An album of over seventy spectacular pictures made from LT data has just been added to the LT Picture Gallery. Follow this link to the new album on Flickr.
The pictures were made by taking archived greyscale IO:O data that had been observed through effectively red, green and blue filters, and combining them in various ways to produce colour images. Most of the original data had been requested over the years by UK schools via the National Schools' Observatory
This skilful post-processing was performed by Swedish amateur astrophotographers Göran Nilsson and Wim van Berlo.
Göran is a professor in animal physiology at the University of Oslo, and Wim is a physics and mathematics teacher in Stockholm. Both have been interested in astronomy and astrophotography for some time; Göran even built his own observatory in the Swedish countryside in 2014.

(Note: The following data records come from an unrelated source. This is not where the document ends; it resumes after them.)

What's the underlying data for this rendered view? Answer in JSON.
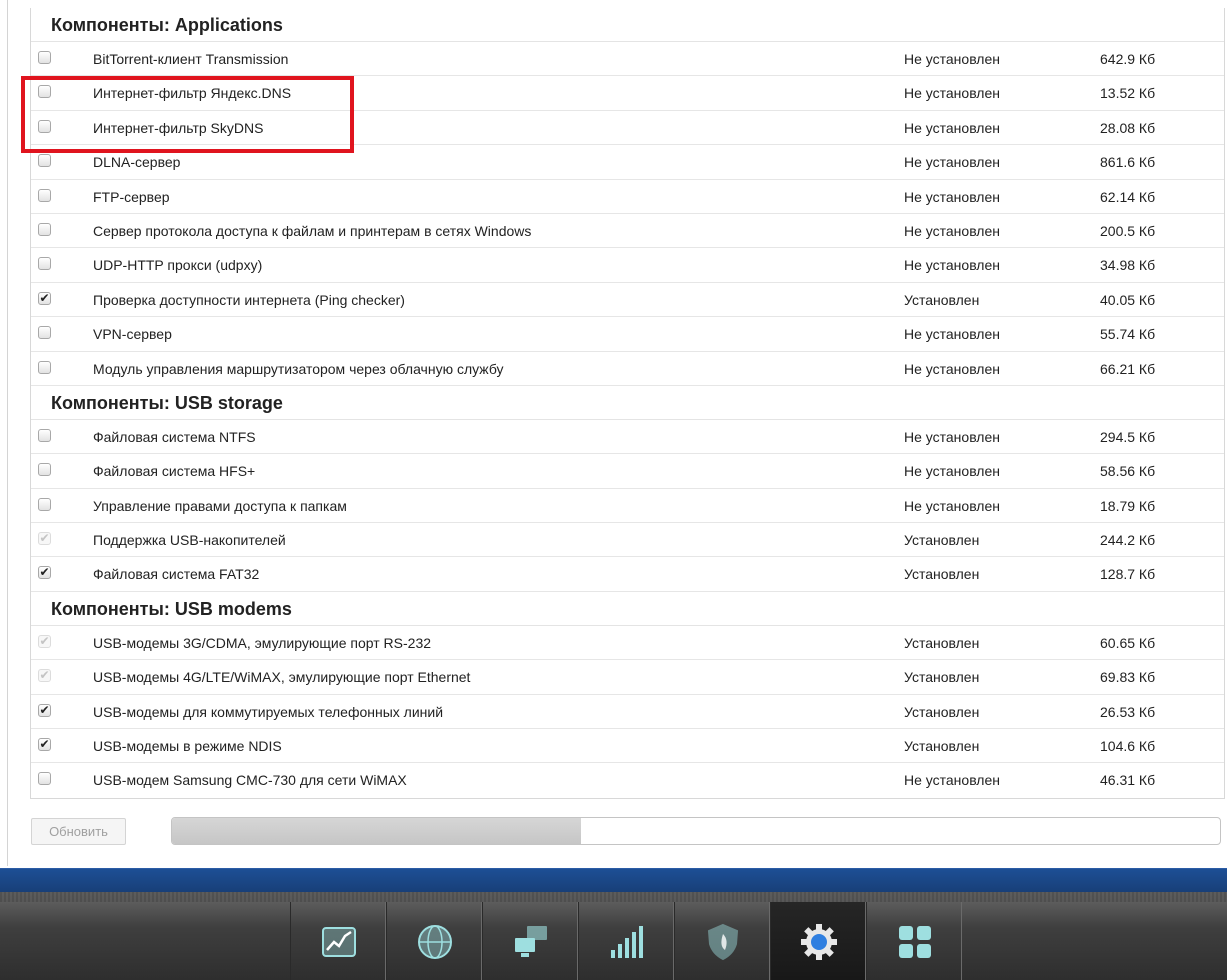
{
  "groups": [
    {
      "title": "Компоненты: Applications",
      "rows": [
        {
          "name": "BitTorrent-клиент Transmission",
          "status": "Не установлен",
          "size": "642.9 Кб",
          "checked": false,
          "disabled": false
        },
        {
          "name": "Интернет-фильтр Яндекс.DNS",
          "status": "Не установлен",
          "size": "13.52 Кб",
          "checked": false,
          "disabled": false
        },
        {
          "name": "Интернет-фильтр SkyDNS",
          "status": "Не установлен",
          "size": "28.08 Кб",
          "checked": false,
          "disabled": false
        },
        {
          "name": "DLNA-сервер",
          "status": "Не установлен",
          "size": "861.6 Кб",
          "checked": false,
          "disabled": false
        },
        {
          "name": "FTP-сервер",
          "status": "Не установлен",
          "size": "62.14 Кб",
          "checked": false,
          "disabled": false
        },
        {
          "name": "Сервер протокола доступа к файлам и принтерам в сетях Windows",
          "status": "Не установлен",
          "size": "200.5 Кб",
          "checked": false,
          "disabled": false
        },
        {
          "name": "UDP-HTTP прокси (udpxy)",
          "status": "Не установлен",
          "size": "34.98 Кб",
          "checked": false,
          "disabled": false
        },
        {
          "name": "Проверка доступности интернета (Ping checker)",
          "status": "Установлен",
          "size": "40.05 Кб",
          "checked": true,
          "disabled": false
        },
        {
          "name": "VPN-сервер",
          "status": "Не установлен",
          "size": "55.74 Кб",
          "checked": false,
          "disabled": false
        },
        {
          "name": "Модуль управления маршрутизатором через облачную службу",
          "status": "Не установлен",
          "size": "66.21 Кб",
          "checked": false,
          "disabled": false
        }
      ]
    },
    {
      "title": "Компоненты: USB storage",
      "rows": [
        {
          "name": "Файловая система NTFS",
          "status": "Не установлен",
          "size": "294.5 Кб",
          "checked": false,
          "disabled": false
        },
        {
          "name": "Файловая система HFS+",
          "status": "Не установлен",
          "size": "58.56 Кб",
          "checked": false,
          "disabled": false
        },
        {
          "name": "Управление правами доступа к папкам",
          "status": "Не установлен",
          "size": "18.79 Кб",
          "checked": false,
          "disabled": false
        },
        {
          "name": "Поддержка USB-накопителей",
          "status": "Установлен",
          "size": "244.2 Кб",
          "checked": true,
          "disabled": true
        },
        {
          "name": "Файловая система FAT32",
          "status": "Установлен",
          "size": "128.7 Кб",
          "checked": true,
          "disabled": false
        }
      ]
    },
    {
      "title": "Компоненты: USB modems",
      "rows": [
        {
          "name": "USB-модемы 3G/CDMA, эмулирующие порт RS-232",
          "status": "Установлен",
          "size": "60.65 Кб",
          "checked": true,
          "disabled": true
        },
        {
          "name": "USB-модемы 4G/LTE/WiMAX, эмулирующие порт Ethernet",
          "status": "Установлен",
          "size": "69.83 Кб",
          "checked": true,
          "disabled": true
        },
        {
          "name": "USB-модемы для коммутируемых телефонных линий",
          "status": "Установлен",
          "size": "26.53 Кб",
          "checked": true,
          "disabled": false
        },
        {
          "name": "USB-модемы в режиме NDIS",
          "status": "Установлен",
          "size": "104.6 Кб",
          "checked": true,
          "disabled": false
        },
        {
          "name": "USB-модем Samsung CMC-730 для сети WiMAX",
          "status": "Не установлен",
          "size": "46.31 Кб",
          "checked": false,
          "disabled": false
        }
      ]
    }
  ],
  "update_button": "Обновить",
  "progress_fraction": 0.39,
  "colors": {
    "highlight": "#e0141e",
    "bluebar": "#1d4f95",
    "dock_icon": "#9edfe0",
    "active_icon": "#2f7fe0"
  },
  "dock": [
    {
      "icon": "chart-icon",
      "active": false
    },
    {
      "icon": "globe-icon",
      "active": false
    },
    {
      "icon": "network-computers-icon",
      "active": false
    },
    {
      "icon": "signal-bars-icon",
      "active": false
    },
    {
      "icon": "shield-icon",
      "active": false
    },
    {
      "icon": "gear-icon",
      "active": true
    },
    {
      "icon": "apps-grid-icon",
      "active": false
    }
  ]
}
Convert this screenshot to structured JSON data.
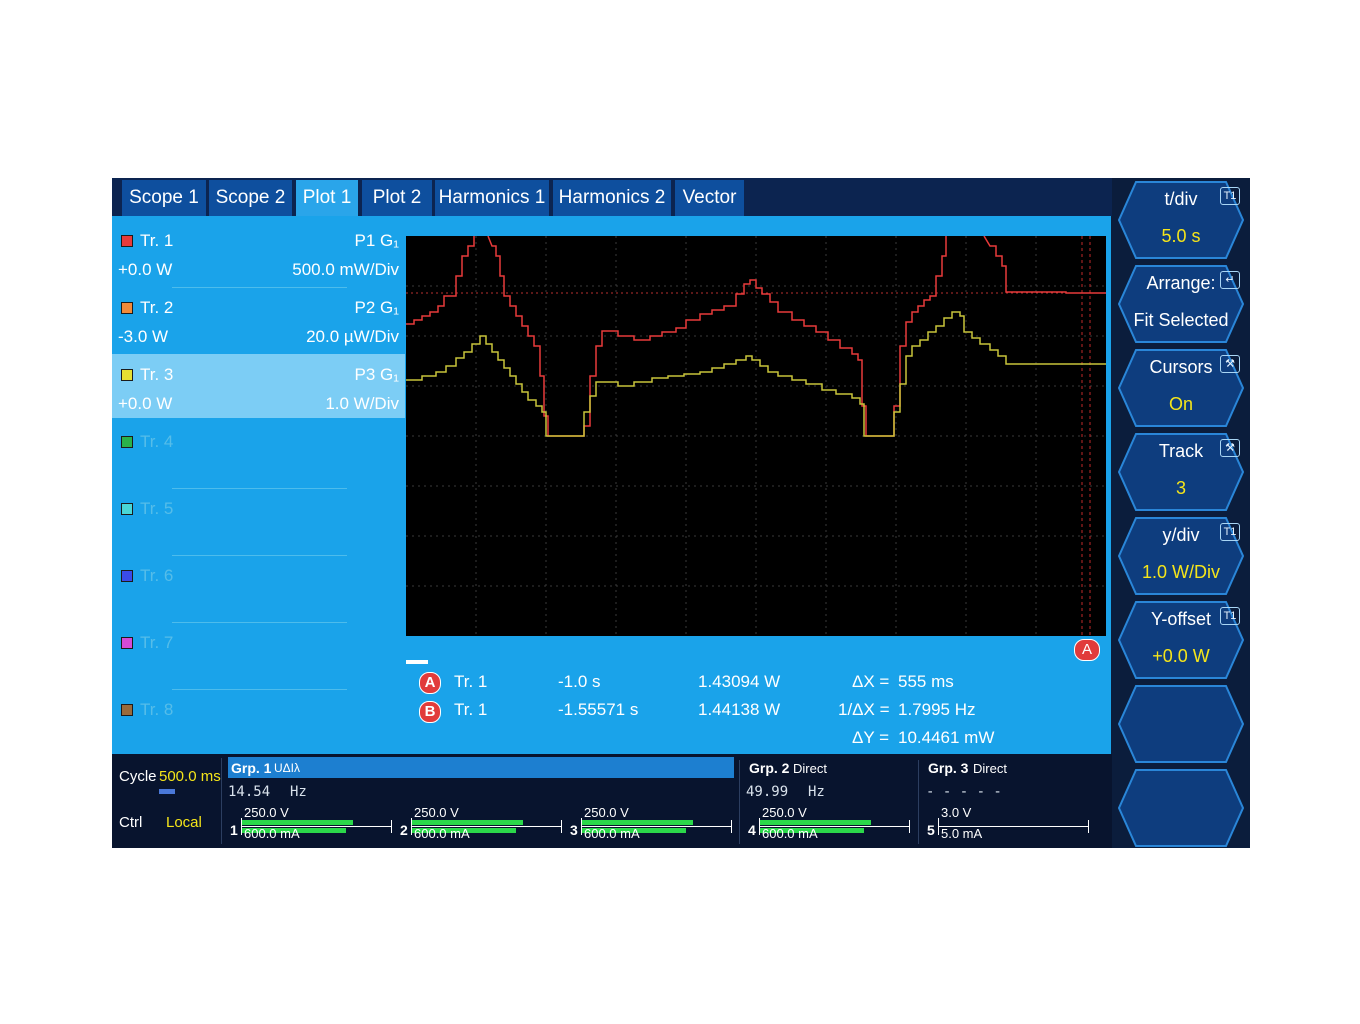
{
  "tabs": [
    "Scope 1",
    "Scope 2",
    "Plot 1",
    "Plot 2",
    "Harmonics 1",
    "Harmonics 2",
    "Vector"
  ],
  "active_tab": "Plot 1",
  "traces": [
    {
      "name": "Tr. 1",
      "color": "#e83a3a",
      "source": "P1 G₁",
      "value": "+0.0 W",
      "scale": "500.0 mW/Div"
    },
    {
      "name": "Tr. 2",
      "color": "#f08a3a",
      "source": "P2 G₁",
      "value": "-3.0 W",
      "scale": "20.0 µW/Div"
    },
    {
      "name": "Tr. 3",
      "color": "#e6e033",
      "source": "P3 G₁",
      "value": "+0.0 W",
      "scale": "1.0 W/Div"
    },
    {
      "name": "Tr. 4",
      "color": "#2ab24a"
    },
    {
      "name": "Tr. 5",
      "color": "#49d6d6"
    },
    {
      "name": "Tr. 6",
      "color": "#3a4be8"
    },
    {
      "name": "Tr. 7",
      "color": "#d64ad6"
    },
    {
      "name": "Tr. 8",
      "color": "#9a6a3a"
    }
  ],
  "cursors": {
    "rows": [
      {
        "marker": "A",
        "trace": "Tr. 1",
        "time": "-1.0 s",
        "value": "1.43094 W"
      },
      {
        "marker": "B",
        "trace": "Tr. 1",
        "time": "-1.55571 s",
        "value": "1.44138 W"
      }
    ],
    "dx_label": "ΔX =",
    "dx": "555 ms",
    "inv_dx_label": "1/ΔX =",
    "inv_dx": "1.7995 Hz",
    "dy_label": "ΔY =",
    "dy": "10.4461 mW",
    "plot_marker": "A"
  },
  "softkeys": [
    {
      "title": "t/div",
      "value": "5.0 s",
      "icon": "T1"
    },
    {
      "title": "Arrange:",
      "value": "Fit Selected",
      "icon": "enter"
    },
    {
      "title": "Cursors",
      "value": "On",
      "icon": "tools"
    },
    {
      "title": "Track",
      "value": "3",
      "icon": "tools"
    },
    {
      "title": "y/div",
      "value": "1.0 W/Div",
      "icon": "T1"
    },
    {
      "title": "Y-offset",
      "value": "+0.0 W",
      "icon": "T1"
    },
    {
      "title": "",
      "value": ""
    },
    {
      "title": "",
      "value": ""
    }
  ],
  "status": {
    "cycle_label": "Cycle",
    "cycle": "500.0 ms",
    "ctrl_label": "Ctrl",
    "ctrl": "Local",
    "groups": [
      {
        "label": "Grp. 1",
        "mode": "UΔIλ",
        "freq": "14.54",
        "unit": "Hz"
      },
      {
        "label": "Grp. 2",
        "mode": "Direct",
        "freq": "49.99",
        "unit": "Hz"
      },
      {
        "label": "Grp. 3",
        "mode": "Direct",
        "freq": "- - - - -"
      }
    ],
    "channels": [
      {
        "num": "1",
        "v": "250.0 V",
        "a": "600.0 mA",
        "fill1": 0.75,
        "fill2": 0.7
      },
      {
        "num": "2",
        "v": "250.0 V",
        "a": "600.0 mA",
        "fill1": 0.75,
        "fill2": 0.7
      },
      {
        "num": "3",
        "v": "250.0 V",
        "a": "600.0 mA",
        "fill1": 0.75,
        "fill2": 0.7
      },
      {
        "num": "4",
        "v": "250.0 V",
        "a": "600.0 mA",
        "fill1": 0.75,
        "fill2": 0.7
      },
      {
        "num": "5",
        "v": "3.0 V",
        "a": "5.0 mA",
        "fill1": 0.0,
        "fill2": 0.0
      }
    ]
  },
  "colors": {
    "panel": "#1aa3ea",
    "accent_yellow": "#f5e51a",
    "trace_red": "#e83a3a",
    "trace_yellow": "#c8c43a"
  }
}
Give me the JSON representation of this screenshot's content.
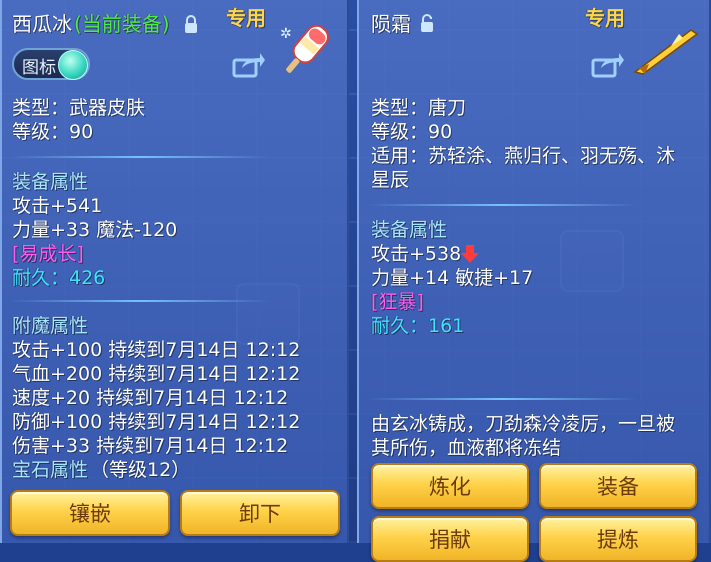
{
  "left": {
    "name": "西瓜冰",
    "equipped": "(当前装备)",
    "exclusive": "专用",
    "toggle_label": "图标",
    "type": "类型：武器皮肤",
    "level": "等级：90",
    "attr_header": "装备属性",
    "attr_lines": [
      "攻击+541",
      "力量+33 魔法-120"
    ],
    "growth_tag": "[易成长]",
    "durability": "耐久：426",
    "enchant_header": "附魔属性",
    "enchant_lines": [
      "攻击+100 持续到7月14日 12:12",
      "气血+200 持续到7月14日 12:12",
      "速度+20 持续到7月14日 12:12",
      "防御+100 持续到7月14日 12:12",
      "伤害+33 持续到7月14日 12:12"
    ],
    "gem_header": "宝石属性",
    "gem_level": "（等级12）",
    "buttons": {
      "inlay": "镶嵌",
      "unequip": "卸下"
    }
  },
  "right": {
    "name": "陨霜",
    "exclusive": "专用",
    "type": "类型：唐刀",
    "level": "等级：90",
    "usable_line1": "适用：苏轻涂、燕归行、羽无殇、沐",
    "usable_line2": "星辰",
    "attr_header": "装备属性",
    "attack": "攻击+538",
    "attr_line2": "力量+14 敏捷+17",
    "rage_tag": "[狂暴]",
    "durability": "耐久：161",
    "desc_line1": "由玄冰铸成，刀劲森冷凌厉，一旦被",
    "desc_line2": "其所伤，血液都将冻结",
    "buttons": {
      "refine": "炼化",
      "equip": "装备",
      "donate": "捐献",
      "forge": "提炼"
    }
  },
  "colors": {
    "accent_gold": "#ffd64a",
    "section_blue": "#a9e6ff",
    "tag_purple": "#ff5cf0",
    "durability_cyan": "#3fe3ff",
    "equipped_green": "#52e84a"
  }
}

Living so far north has its drawbacks however when it comes to astrophotography in the summer. "During a four month period, from May through August, the sun hardly sets below the horizon, and it doesn’t get dark," says Wim. Göran, situated even further north, has the same experience: "The long light summer nights make astrophotography impossible for several months," he says.
To have something astronomy-related to do during this time, the two decided to use their growing astrophotography skills to process exposures that were freely available from the Liverpool Telescope's Data Archive. Together they sifted through all available data for each of the objects they chose, stacking and combining the frames. Göran used the program Nebulosity for stacking, following up with Adobe Photoshop for final contrast enhancements that reveal hitherto unseen fine detail. Wim performed the same tasks entirely with the single package PixInsight.
The result is over seventy stunning full-colour pictures of famous and some not-so-famous astronomical objects. We are certainly delighted with the pictures, and thank Göran and Wim for allowing us to host their work on our website.